Two-thirds of employees making short- or long-term disability claims cited their workplace or work-related issues as a cause, but despite this only one in three Canadian employers has a mental-health strategy in place.
“Businesses may have several piecemeal strategies but not an overall strategy and the result is that their efforts either amount to nothing or they’re negatively perceived,” said Charmaine Alexander, senior advisor of disability management at Desjardins Insurance, during Benefits Canada’s 2020 Mental Health Summit on Nov. 13.
This was common in the coronavirus lockdowns in the spring of 2020, she noted. According to a University of Sherbrooke study, 50 per cent of Canadians had already reported a decline in their mental health in the spring and 26 per cent were showing signs of post-traumatic stress disorder.
However, a recent survey by Morneau Shepell Ltd. found 34 per cent of employees felt their employer’s mental-health supports were inconsistent or poor. And even when employers do offer mental-health supports, 60 per cent of employees don’t access them, either because they don’t know what’s available to them or the offering doesn’t include the professionals they want to access.
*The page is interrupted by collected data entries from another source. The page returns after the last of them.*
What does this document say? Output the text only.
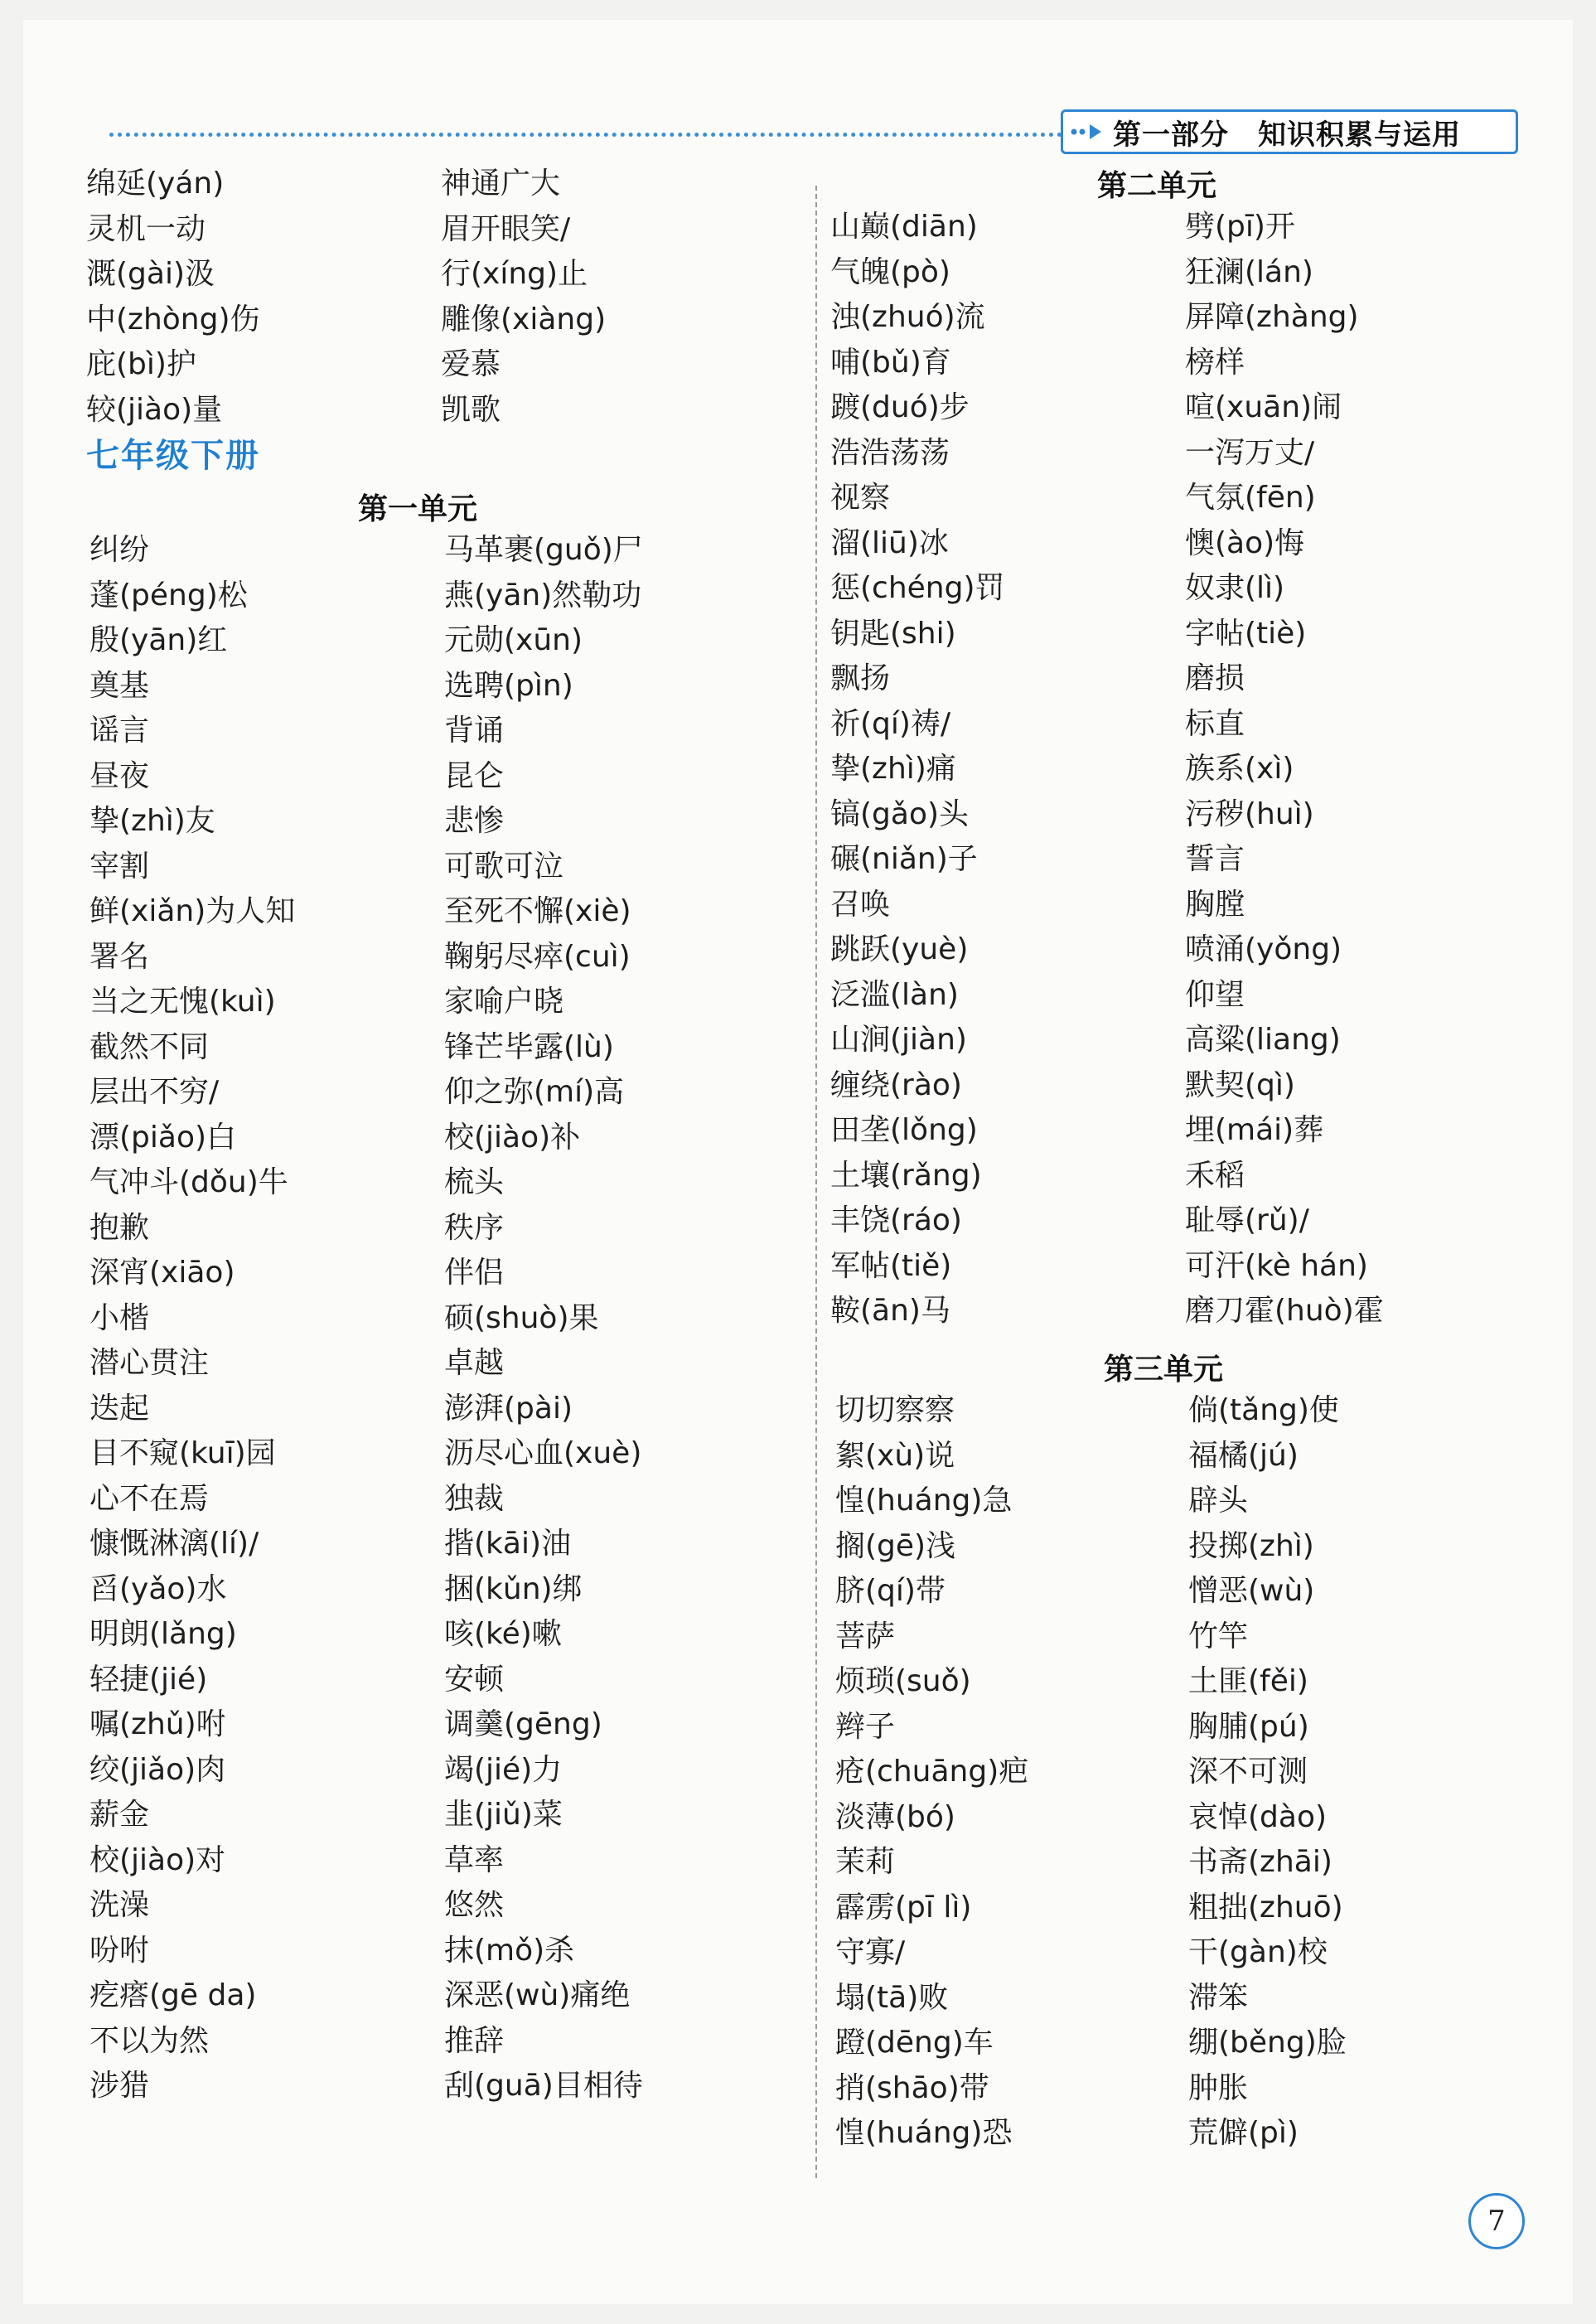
第一部分　知识积累与运用
绵延(yán)
灵机一动
溉(gài)汲
中(zhòng)伤
庇(bì)护
较(jiào)量
神通广大
眉开眼笑/
行(xíng)止
雕像(xiàng)
爱慕
凯歌
七年级下册
第一单元
纠纷
蓬(péng)松
殷(yān)红
奠基
谣言
昼夜
挚(zhì)友
宰割
鲜(xiǎn)为人知
署名
当之无愧(kuì)
截然不同
层出不穷/
漂(piǎo)白
气冲斗(dǒu)牛
抱歉
深宵(xiāo)
小楷
潜心贯注
迭起
目不窥(kuī)园
心不在焉
慷慨淋漓(lí)/
舀(yǎo)水
明朗(lǎng)
轻捷(jié)
嘱(zhǔ)咐
绞(jiǎo)肉
薪金
校(jiào)对
洗澡
吩咐
疙瘩(gē da)
不以为然
涉猎
马革裹(guǒ)尸
燕(yān)然勒功
元勋(xūn)
选聘(pìn)
背诵
昆仑
悲惨
可歌可泣
至死不懈(xiè)
鞠躬尽瘁(cuì)
家喻户晓
锋芒毕露(lù)
仰之弥(mí)高
校(jiào)补
梳头
秩序
伴侣
硕(shuò)果
卓越
澎湃(pài)
沥尽心血(xuè)
独裁
揩(kāi)油
捆(kǔn)绑
咳(ké)嗽
安顿
调羹(gēng)
竭(jié)力
韭(jiǔ)菜
草率
悠然
抹(mǒ)杀
深恶(wù)痛绝
推辞
刮(guā)目相待
第二单元
山巅(diān)
气魄(pò)
浊(zhuó)流
哺(bǔ)育
踱(duó)步
浩浩荡荡
视察
溜(liū)冰
惩(chéng)罚
钥匙(shi)
飘扬
祈(qí)祷/
挚(zhì)痛
镐(gǎo)头
碾(niǎn)子
召唤
跳跃(yuè)
泛滥(làn)
山涧(jiàn)
缠绕(rào)
田垄(lǒng)
土壤(rǎng)
丰饶(ráo)
军帖(tiě)
鞍(ān)马
劈(pī)开
狂澜(lán)
屏障(zhàng)
榜样
喧(xuān)闹
一泻万丈/
气氛(fēn)
懊(ào)悔
奴隶(lì)
字帖(tiè)
磨损
标直
族系(xì)
污秽(huì)
誓言
胸膛
喷涌(yǒng)
仰望
高粱(liang)
默契(qì)
埋(mái)葬
禾稻
耻辱(rǔ)/
可汗(kè hán)
磨刀霍(huò)霍
第三单元
切切察察
絮(xù)说
惶(huáng)急
搁(gē)浅
脐(qí)带
菩萨
烦琐(suǒ)
辫子
疮(chuāng)疤
淡薄(bó)
茉莉
霹雳(pī lì)
守寡/
塌(tā)败
蹬(dēng)车
捎(shāo)带
惶(huáng)恐
倘(tǎng)使
福橘(jú)
辟头
投掷(zhì)
憎恶(wù)
竹竿
土匪(fěi)
胸脯(pú)
深不可测
哀悼(dào)
书斋(zhāi)
粗拙(zhuō)
干(gàn)校
滞笨
绷(běng)脸
肿胀
荒僻(pì)
7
“If there’s one thing we need innovation to tackle, it’s helping that 60 per cent of people who are hesitant or in denial to get the help they need,” said Alexander.
Technology can be a powerful tool to address this issue, she added, noting chatbots, for example, can reach employees who aren’t yet ready to take official steps to contact a professional about their mental-health concerns. Powered by artificial intelligence, these bots ask questions and adapt their responses and advice, provide resources and, if necessary, recommend that users connect with mental-health professionals.
“Does this really help employees who use it? Absolutely. In fact, people are more likely to open up to the machine than they are sometimes to real people. And because the experience is more anonymous and less confrontational it’s easier for them to reach out and consider using something such as an [employee assistance program].”
However, while there’s plenty of potential in technology, the booming market for mental-health apps has caused developers to cut corners, launching products that aren’t actually proven to work or aren’t based on science, said Alexander. As well, while many solutions are focused on diagnosis and treatment, there’s not much on offer that addresses prevention.
Employers can help with the prevention piece by fostering psychologically safe and inclusive workspaces, she said. “We need to ask ourselves: How can we change the way we interact with our employees so that these interactions prevent mental illness? This new normal has forced use to question our values and our culture and how we can adapt to the future.”
She suggested employers consider creating social contracts with their employees that address five major themes: an overall culture of health and wellness that prioritizes mental, physical and financial health; psychological safety and a safe workplace; inclusion and diversity; management practices that adapt to employees’ new needs as they work from home; and training and education.
“This crisis has seriously disrupted the way we work; it’s disrupted our habits, our beliefs, our interpersonal relationships and it’s disrupted the already fragile mental health of our employees.
“I think organizations that are going to get through this and into the new future will be ones that make overall well-being a central tenet of how they do business, the ones that make co-operation, kindness and empathy the most important parts of the employee experience, the ones that demonstrate that people are their most valuable resource.”